Sinya on Lone Man Creek, near Wimberley, Texas
If you want to go on an African safari but can't make the trip all the way to Africa, the safari-style tent at Sinya on Lone Man Creek may be for you and your beloved.
Located on a ridge overlooking Lone Man Creek in the Hill Country of Texas, Sinya is the spot for luxurious relaxation after a day of bird watching, hiking or fishing. Treasure hunters can poke around at the artists' booths at the nearby First Saturday Market or make the 40-minute drive to the big city lights of Austin. Dine out at restaurants in the nearby town of Wimberley or pick up provisions at the local market to cook your own dinner at Sinya.

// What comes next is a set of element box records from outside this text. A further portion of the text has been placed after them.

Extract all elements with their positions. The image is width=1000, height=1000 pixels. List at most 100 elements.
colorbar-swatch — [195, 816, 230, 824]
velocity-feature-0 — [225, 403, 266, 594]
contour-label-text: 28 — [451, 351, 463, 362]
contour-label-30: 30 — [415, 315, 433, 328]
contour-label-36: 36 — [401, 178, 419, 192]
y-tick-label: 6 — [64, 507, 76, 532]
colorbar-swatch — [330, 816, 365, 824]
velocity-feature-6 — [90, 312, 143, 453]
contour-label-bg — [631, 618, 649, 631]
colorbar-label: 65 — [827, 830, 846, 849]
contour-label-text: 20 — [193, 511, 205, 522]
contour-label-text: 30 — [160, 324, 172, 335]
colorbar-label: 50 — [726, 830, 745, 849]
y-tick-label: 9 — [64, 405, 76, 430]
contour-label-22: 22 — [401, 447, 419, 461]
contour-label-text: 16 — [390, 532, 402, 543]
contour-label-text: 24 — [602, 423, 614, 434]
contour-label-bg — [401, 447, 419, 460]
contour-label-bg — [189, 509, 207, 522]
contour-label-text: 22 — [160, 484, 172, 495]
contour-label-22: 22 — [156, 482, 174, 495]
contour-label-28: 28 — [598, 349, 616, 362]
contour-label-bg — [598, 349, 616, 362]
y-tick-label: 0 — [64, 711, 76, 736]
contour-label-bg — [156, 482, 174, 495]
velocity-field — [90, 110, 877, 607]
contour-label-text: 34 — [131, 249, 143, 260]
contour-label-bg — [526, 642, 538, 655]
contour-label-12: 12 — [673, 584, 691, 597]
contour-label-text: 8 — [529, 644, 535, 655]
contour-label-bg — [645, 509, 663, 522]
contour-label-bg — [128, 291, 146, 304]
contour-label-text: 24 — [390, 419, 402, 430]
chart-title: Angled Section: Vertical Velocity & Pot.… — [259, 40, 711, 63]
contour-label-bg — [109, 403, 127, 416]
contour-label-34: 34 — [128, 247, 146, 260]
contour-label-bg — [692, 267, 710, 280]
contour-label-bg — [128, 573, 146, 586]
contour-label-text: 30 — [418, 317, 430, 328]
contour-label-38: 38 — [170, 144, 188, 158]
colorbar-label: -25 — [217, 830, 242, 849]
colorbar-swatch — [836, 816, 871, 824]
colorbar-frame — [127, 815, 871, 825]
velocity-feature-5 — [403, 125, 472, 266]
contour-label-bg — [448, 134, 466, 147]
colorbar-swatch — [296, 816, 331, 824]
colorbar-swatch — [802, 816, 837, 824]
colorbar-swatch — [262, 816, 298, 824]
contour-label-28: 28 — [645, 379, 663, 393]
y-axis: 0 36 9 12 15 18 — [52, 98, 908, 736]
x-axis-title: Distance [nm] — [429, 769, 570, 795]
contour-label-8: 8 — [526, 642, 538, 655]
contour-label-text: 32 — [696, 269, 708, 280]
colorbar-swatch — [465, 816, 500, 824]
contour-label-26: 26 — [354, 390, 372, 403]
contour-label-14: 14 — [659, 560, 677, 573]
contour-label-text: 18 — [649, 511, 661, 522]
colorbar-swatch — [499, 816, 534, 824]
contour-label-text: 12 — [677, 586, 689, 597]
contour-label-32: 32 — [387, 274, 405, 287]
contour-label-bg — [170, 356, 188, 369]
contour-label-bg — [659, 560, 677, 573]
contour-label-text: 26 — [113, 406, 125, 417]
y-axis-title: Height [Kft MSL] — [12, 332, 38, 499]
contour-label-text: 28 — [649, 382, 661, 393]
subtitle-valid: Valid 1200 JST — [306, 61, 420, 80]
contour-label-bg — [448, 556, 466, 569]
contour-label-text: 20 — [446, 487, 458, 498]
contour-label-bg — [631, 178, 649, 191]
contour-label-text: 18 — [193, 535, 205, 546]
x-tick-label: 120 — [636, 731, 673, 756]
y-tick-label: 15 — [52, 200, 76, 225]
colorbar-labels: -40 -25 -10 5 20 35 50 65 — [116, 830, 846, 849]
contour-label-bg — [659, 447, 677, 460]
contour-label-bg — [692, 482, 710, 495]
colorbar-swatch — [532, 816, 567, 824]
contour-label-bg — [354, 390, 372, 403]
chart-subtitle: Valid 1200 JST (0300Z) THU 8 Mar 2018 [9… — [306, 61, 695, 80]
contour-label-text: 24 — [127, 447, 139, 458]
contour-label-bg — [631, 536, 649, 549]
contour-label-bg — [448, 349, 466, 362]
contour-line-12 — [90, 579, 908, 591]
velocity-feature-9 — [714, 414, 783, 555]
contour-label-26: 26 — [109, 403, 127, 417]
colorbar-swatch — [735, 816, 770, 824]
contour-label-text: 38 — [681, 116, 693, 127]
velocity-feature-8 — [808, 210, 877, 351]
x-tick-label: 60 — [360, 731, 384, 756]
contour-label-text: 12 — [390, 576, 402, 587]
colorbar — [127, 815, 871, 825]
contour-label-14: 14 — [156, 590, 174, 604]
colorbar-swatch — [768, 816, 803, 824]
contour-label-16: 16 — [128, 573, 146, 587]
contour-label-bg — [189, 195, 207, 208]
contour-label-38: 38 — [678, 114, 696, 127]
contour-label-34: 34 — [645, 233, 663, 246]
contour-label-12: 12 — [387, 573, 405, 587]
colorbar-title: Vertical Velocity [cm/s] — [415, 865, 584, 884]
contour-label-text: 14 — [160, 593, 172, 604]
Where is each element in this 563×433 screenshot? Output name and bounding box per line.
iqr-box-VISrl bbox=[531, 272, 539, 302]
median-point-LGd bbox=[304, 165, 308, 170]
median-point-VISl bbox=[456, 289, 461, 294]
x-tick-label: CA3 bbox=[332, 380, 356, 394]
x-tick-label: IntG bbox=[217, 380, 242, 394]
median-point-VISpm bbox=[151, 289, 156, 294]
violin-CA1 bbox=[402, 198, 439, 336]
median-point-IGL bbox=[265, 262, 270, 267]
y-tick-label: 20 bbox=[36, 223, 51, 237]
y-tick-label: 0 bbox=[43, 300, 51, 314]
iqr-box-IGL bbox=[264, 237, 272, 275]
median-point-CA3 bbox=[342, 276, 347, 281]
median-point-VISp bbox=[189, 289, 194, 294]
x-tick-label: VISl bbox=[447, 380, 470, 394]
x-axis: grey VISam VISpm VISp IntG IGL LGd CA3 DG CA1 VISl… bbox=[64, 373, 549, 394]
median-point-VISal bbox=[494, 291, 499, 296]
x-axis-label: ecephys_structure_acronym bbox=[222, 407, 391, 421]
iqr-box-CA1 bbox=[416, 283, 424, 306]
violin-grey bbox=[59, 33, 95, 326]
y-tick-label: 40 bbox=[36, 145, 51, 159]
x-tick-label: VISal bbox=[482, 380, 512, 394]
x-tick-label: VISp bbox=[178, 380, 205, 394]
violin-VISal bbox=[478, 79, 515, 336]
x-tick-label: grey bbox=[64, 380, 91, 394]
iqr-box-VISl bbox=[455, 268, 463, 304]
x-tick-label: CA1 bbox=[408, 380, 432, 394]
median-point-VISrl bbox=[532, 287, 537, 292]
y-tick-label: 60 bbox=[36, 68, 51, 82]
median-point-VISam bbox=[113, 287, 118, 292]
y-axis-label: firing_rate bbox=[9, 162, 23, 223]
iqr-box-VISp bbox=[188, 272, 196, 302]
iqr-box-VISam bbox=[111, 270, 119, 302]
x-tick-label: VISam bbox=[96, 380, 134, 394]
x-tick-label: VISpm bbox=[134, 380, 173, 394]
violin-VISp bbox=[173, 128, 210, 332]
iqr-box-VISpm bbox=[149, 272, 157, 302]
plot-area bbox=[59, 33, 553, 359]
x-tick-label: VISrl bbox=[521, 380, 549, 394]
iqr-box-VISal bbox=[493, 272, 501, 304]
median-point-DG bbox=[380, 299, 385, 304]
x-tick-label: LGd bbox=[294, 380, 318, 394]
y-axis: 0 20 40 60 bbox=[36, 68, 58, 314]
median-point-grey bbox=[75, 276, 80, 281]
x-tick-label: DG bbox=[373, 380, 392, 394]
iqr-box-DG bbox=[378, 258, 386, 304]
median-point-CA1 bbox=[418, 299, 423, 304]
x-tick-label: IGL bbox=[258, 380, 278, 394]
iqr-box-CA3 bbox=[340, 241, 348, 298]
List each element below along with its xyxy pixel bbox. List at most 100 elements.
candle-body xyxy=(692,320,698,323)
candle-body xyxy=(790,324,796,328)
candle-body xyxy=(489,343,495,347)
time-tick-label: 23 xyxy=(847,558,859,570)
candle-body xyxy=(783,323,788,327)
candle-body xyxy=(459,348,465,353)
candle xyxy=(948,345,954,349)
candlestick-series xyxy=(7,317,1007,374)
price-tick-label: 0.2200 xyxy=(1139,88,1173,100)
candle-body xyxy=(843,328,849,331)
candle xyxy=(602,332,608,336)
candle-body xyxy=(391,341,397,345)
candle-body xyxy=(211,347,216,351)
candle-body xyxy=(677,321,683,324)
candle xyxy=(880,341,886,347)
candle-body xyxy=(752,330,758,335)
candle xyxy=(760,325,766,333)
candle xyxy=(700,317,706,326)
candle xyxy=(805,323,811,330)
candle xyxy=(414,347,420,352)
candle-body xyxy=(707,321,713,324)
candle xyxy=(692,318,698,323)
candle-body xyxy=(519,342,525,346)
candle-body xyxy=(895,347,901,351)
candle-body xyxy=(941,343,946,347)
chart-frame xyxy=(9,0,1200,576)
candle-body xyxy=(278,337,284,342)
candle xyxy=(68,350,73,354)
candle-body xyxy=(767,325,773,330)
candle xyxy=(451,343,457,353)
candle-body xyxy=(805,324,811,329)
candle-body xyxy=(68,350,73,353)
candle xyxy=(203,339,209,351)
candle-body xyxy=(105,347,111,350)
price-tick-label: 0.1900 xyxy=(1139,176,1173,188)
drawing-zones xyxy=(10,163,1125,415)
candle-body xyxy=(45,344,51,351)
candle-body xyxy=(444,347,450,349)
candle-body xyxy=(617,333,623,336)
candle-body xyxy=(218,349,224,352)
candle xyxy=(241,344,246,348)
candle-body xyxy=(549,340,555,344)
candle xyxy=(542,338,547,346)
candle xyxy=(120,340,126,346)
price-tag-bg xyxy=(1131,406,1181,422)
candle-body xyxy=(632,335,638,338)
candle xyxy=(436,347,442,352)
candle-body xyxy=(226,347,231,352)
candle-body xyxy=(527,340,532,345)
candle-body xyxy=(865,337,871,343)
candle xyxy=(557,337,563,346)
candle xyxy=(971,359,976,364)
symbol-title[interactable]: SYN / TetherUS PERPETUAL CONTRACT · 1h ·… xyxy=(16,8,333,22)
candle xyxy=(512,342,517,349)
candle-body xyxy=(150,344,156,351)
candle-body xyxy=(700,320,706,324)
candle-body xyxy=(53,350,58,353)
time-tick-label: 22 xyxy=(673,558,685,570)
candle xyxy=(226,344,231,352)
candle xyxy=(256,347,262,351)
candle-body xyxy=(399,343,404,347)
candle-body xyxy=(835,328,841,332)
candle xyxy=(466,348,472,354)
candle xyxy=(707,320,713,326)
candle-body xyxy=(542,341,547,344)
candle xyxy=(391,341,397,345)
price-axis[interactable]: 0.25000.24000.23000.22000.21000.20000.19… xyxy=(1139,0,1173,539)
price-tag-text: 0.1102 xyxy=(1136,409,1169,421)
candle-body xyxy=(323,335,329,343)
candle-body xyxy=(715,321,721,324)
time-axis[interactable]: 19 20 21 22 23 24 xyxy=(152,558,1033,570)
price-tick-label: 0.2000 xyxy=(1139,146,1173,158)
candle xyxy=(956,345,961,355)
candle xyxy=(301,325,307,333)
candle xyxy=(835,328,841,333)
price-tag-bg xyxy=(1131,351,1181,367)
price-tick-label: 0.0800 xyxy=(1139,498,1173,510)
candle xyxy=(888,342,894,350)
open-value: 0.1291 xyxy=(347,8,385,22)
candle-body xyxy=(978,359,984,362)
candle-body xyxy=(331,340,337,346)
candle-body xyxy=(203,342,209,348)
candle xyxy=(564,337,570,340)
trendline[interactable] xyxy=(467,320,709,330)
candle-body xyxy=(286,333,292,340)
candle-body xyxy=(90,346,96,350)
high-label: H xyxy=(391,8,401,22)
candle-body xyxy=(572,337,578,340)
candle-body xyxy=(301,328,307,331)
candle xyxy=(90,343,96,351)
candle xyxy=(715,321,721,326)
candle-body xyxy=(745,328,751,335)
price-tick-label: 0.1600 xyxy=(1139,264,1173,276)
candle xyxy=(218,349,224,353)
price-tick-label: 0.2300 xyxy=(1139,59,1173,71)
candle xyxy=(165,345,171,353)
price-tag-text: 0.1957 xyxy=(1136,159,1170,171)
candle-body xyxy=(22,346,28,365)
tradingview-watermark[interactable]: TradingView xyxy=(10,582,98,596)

Whatever your day, you can sit back on your veranda as the sun sets and enjoy a glass of local wine. You two will be all alone (no other tents or guests to distract you) to fall asleep in the king-size bed with goose down pillows and comforter. Wake up to the sounds of nature just outside your tent.
The Moorings Village & Spa, Islamorada, Florida
Set aside thoughts of a stereotypical Florida Keys vacation, crowded and overly touristy.
A coconut plantation in its former life, The Moorings Village & Spa is for guests who want an Old Florida experience in the Keys. The resort has 18 cottages, a private beach open only to guests, dockage, a heated lap pool, spa services and yoga classes, kayaks and bicycles. You can also book a fishing, diving and snorkeling trip.
"You're at a first-rate resort with first-rate amenities, and the architecture of the cottages is beautiful," says DiBenedetto.